Рассыпая пепел, тот приткнул сигарету в предупредительно подвинутой ему пепельнице, полез за другой:
— «Самим»… Миф! Нашли тоже классика… хоть постыдились бы! Я на его рецензушку не напрашивался. И ни к кому, никогда… — И кивнул Базанову как своему уже, буркнул: — Козьмин. Иваныч тоже. Их послушать — уже мы только с чьей-то лишь подачи можем… С чьего-то, видите ли, паса. Мифотворцы!
— О, вот этого не надо — греметь… Будто не знаешь, за столько лет, кто я здесь и что удерживаю… знаешь ведь. А то подумает человек… Так вы по поводу статьи своей, конечно? Статья, э-э, хорошая, поверьте; получили, я прочел, другим отдал, читают. Спорное есть, не скрою. Слишком многое ныне завязано, знаете, на социальном. Большинство народное ведь как: об идейном, вероисповедном там, национальноисторическом; о чем вы пишете — все забыли, одно социальное на уме. Материальное.
— И ум ли это, — пробурчал Козьмин. Или Кузьмин, он плохо расслышал и теперь пытался вспомнить, где встречал в журналах это имя. Ведь встречал же вроде где-то раньше, было имя.
— Вот именно. Так что вопрос остается пока, в ожидании, открытым… слишком многое ныне открыто — в бездну будущего, можно сказать. А шеф наш — он сейчас, представьте себе, в Брюсселе, да, проездом из Парижа! Связи уж давние, надо поддерживать.
— Да, я справился у секретарши: ни зама, ни его, — кивнул Базанов — для того, чтобы хоть что-то сказать.
— Так что вот-с…
И Козьмин увидел, что разговаривать им, в сущности, больше не о чем:
— Да у вас тут вообще что-то… Второй раз захожу — никого, кофею испить негде. Тираж рухнул, гляжу, сверзился. И все вы какие-то побитые здесь… Что случилось? Клямкины ваши, птицы киви какие-то, пияшевы — вы ж победители вроде, в чем дело?
Козьмин прохрипел это и замолк, шаря по карманам, нет бы пачку положить на стол. Курил он, видно, не судом. И, спичкой помахивая, помавая, гася ее, глядел сквозь дым на приятеля — с прищуром и малость презрительно, туба его с висящей на ней сигаретой еще больше оттопырилась.
— Ну, знаешь… Преувеличиваешь. Потрудней стало, да. А потом, будни же, редакторы на дому с текстами работают…
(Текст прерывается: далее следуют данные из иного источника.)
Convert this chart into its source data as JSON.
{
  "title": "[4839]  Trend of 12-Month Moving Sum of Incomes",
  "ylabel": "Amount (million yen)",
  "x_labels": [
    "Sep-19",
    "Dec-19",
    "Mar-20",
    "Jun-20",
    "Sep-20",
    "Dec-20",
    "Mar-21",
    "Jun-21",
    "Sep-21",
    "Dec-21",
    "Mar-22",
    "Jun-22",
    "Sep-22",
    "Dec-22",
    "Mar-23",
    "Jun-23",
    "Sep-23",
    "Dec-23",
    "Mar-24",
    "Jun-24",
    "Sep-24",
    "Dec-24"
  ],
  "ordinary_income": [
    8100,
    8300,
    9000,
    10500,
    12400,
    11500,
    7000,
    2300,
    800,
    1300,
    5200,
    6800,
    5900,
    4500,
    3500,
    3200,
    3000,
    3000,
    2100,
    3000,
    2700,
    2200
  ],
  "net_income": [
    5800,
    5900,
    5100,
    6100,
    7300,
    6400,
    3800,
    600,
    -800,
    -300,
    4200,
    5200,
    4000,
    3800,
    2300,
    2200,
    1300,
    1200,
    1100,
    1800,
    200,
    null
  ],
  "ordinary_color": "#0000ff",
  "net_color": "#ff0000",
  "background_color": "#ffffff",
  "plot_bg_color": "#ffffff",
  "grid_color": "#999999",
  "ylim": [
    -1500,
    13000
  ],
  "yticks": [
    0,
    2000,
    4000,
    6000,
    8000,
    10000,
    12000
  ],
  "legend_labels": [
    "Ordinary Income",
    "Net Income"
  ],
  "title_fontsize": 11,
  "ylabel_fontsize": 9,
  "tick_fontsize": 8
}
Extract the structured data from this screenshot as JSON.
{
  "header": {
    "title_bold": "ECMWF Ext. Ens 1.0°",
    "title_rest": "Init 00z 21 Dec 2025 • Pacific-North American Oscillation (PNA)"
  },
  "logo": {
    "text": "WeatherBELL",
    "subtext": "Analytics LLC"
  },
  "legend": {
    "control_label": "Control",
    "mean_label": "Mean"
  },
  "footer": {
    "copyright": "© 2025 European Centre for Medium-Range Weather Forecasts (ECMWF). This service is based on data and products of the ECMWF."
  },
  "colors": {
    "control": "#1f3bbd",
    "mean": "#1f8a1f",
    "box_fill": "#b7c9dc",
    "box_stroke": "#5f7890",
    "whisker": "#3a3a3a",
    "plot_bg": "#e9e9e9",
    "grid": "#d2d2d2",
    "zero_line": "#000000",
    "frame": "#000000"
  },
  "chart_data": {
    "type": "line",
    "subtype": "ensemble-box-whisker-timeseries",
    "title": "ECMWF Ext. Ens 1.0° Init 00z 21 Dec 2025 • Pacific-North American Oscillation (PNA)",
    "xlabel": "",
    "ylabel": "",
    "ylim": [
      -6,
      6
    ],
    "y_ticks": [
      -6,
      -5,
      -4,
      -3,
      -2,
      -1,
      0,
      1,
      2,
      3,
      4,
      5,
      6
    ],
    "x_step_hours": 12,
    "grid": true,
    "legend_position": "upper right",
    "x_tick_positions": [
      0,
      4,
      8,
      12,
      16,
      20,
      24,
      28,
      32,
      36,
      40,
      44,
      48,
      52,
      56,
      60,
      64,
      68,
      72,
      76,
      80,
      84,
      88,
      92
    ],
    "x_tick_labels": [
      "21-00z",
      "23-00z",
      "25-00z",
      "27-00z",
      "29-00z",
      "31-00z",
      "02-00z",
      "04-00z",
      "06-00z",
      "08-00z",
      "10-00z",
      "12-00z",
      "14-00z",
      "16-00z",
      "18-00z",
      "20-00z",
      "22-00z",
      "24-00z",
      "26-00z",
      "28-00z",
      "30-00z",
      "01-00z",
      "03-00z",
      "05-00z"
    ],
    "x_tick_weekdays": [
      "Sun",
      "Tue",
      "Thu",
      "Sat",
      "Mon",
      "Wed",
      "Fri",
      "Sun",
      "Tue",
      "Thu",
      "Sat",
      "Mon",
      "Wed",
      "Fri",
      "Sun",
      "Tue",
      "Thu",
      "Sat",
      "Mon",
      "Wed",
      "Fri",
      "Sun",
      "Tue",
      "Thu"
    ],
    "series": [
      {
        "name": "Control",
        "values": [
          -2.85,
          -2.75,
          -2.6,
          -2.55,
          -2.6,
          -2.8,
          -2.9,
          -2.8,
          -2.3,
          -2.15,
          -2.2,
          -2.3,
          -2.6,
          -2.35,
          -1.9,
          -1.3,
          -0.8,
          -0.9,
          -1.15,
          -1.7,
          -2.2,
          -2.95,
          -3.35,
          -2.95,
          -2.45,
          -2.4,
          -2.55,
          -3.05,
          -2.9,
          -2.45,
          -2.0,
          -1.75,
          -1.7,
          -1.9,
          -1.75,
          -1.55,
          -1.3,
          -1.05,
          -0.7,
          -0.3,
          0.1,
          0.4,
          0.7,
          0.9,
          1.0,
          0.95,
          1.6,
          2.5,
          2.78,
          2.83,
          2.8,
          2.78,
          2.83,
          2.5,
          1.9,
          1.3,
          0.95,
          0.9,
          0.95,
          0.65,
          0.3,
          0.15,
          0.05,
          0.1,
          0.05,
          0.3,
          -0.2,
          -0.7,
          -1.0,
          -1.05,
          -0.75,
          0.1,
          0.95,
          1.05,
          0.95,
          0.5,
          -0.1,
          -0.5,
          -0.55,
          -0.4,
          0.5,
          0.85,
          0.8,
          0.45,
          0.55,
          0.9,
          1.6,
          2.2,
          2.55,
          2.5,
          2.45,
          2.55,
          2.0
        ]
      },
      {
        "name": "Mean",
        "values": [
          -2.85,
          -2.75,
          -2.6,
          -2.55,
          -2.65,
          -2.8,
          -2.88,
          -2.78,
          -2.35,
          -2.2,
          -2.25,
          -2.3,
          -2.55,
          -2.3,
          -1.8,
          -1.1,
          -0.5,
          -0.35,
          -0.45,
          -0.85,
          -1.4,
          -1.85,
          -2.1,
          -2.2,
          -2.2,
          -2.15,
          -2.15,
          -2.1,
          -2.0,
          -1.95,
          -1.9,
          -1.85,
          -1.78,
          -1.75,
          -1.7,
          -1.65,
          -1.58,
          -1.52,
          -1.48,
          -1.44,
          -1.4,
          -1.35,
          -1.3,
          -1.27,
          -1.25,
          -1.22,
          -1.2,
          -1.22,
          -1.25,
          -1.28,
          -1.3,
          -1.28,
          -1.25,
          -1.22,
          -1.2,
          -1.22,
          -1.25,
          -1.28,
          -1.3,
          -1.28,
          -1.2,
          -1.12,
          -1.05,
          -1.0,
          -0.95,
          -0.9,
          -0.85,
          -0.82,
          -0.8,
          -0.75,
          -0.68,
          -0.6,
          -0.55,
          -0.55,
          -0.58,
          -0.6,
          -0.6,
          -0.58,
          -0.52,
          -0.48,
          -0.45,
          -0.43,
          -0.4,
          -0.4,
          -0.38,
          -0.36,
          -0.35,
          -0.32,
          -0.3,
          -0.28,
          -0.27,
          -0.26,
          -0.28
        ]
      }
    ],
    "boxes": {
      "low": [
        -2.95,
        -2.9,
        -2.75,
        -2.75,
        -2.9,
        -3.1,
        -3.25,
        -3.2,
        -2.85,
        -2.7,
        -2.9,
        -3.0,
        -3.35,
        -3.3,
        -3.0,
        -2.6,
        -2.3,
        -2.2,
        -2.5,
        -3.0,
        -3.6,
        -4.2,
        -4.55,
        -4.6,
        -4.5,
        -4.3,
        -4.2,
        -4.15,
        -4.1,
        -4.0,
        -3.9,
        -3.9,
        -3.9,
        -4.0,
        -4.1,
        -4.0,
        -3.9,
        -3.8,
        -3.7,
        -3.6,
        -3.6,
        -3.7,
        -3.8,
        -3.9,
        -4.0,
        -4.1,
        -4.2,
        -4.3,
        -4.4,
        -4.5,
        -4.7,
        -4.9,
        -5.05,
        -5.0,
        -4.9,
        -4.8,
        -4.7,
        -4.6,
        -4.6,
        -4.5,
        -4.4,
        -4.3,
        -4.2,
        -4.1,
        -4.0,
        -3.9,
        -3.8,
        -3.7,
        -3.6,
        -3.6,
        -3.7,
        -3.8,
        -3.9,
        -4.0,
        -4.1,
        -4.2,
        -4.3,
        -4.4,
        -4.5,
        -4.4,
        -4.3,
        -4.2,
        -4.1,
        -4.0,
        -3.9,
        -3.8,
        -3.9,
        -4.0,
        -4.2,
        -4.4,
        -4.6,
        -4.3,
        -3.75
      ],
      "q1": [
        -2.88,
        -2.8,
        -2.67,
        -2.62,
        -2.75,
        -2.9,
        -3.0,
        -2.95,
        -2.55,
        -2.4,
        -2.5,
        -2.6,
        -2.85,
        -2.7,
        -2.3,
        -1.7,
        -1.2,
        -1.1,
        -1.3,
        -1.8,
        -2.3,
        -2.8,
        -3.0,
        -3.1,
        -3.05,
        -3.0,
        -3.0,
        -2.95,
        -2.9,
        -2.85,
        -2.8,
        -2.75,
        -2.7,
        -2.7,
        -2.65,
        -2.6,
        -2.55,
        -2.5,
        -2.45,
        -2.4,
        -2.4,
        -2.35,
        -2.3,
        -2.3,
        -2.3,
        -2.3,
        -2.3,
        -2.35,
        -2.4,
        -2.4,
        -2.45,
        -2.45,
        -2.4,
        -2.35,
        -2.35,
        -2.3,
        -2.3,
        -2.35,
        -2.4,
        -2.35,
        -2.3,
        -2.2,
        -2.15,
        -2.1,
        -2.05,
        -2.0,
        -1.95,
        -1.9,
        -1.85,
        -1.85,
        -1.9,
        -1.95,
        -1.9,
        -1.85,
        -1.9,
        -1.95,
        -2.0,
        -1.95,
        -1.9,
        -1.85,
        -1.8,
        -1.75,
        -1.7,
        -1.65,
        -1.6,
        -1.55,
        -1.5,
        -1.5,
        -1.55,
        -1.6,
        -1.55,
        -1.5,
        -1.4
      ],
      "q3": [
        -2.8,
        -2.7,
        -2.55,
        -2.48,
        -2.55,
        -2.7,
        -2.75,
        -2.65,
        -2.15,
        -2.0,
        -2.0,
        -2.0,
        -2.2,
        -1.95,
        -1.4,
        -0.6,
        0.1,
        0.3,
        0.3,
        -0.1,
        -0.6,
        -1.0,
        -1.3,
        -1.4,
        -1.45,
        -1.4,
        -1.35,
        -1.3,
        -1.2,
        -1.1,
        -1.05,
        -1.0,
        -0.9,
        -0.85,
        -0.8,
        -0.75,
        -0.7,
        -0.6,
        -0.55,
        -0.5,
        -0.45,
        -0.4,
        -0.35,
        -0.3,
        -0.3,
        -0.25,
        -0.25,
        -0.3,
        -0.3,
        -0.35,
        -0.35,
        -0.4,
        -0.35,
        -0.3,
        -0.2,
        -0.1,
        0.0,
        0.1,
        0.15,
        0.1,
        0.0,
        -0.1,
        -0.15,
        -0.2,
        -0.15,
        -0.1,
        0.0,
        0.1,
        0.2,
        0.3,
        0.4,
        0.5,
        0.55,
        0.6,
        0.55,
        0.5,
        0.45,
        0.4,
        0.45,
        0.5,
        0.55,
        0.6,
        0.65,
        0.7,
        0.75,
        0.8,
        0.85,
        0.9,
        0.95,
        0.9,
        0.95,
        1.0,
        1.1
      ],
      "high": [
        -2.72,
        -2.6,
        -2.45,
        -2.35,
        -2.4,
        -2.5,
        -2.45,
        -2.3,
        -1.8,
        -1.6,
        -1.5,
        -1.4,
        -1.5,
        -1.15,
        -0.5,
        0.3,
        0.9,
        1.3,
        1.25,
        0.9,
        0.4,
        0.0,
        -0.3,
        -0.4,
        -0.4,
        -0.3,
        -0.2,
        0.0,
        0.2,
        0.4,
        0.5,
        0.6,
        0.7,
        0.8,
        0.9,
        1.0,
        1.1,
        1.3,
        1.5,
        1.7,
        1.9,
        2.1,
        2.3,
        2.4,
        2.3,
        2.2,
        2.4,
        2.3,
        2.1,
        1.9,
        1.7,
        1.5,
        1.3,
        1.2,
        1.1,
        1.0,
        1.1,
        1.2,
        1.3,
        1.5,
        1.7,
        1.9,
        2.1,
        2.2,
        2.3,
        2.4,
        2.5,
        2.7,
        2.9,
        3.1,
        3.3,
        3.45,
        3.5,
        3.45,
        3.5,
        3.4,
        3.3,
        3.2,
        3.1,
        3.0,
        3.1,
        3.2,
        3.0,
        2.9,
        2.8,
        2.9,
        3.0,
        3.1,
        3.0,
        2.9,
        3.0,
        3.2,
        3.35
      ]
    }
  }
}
— Будни? И в будни ненастье, и в праздники дождь… А хочешь, скажу тебе, почему?
— Ну?
— Не ваша она, победа, и вашей никогда не была и не будет, куда вам… Поняли небось? Вы ж роль козла на бойне сыграли. Такую неоценимую, пардон — неоцененную услугу оказали дерьму человеческому, наверх всплывшему, мошенникам всяким, прохвостам же, каких поискать, что сами теперь… как бы это сказать… опешили, в разум не возьмете: как, мол, получиться такое могло?.. Кстати, и в семнадцатом такое ж было, не поумнели ничуть. Дело сделали свое, специфическое, и — геть на кухню!.. Объедки жрать и про господ судачить. До следующего востребованья — народец курочить опять, корчить. Если от него, понятно, что останется…
— Знако-омые формулировочки…
— Ты хочешь сказать — неверные? — Нет, ему нельзя было отказать в хватке, хрипатому. — «Знакомые»… Все-то вы тут знаете, интеллигенты, все формулировки, а вот какать не проситесь… а это зря. Неприятно же, в штаны. Да и кровищи развели.
— Поздравить с открытием?
Глаз у зава совсем не видно стало; ежедневник взял, листнул, черкнул что-то, оставил открытым — может, показывал, что у него дела еще?
— Какие тут, к хренам, открытия… В том беда, что все и всем ясно, давно, нашему брату тем более. И не в уме дело тут — в подлости. В либерализме как форме духовного рабства — у тех, от кого он пришел, внедрен сюда… Ладно. Ты бы лучше кофейку там сказал… погода — мерзость. Новая, что ль, секретарша, за Валентину?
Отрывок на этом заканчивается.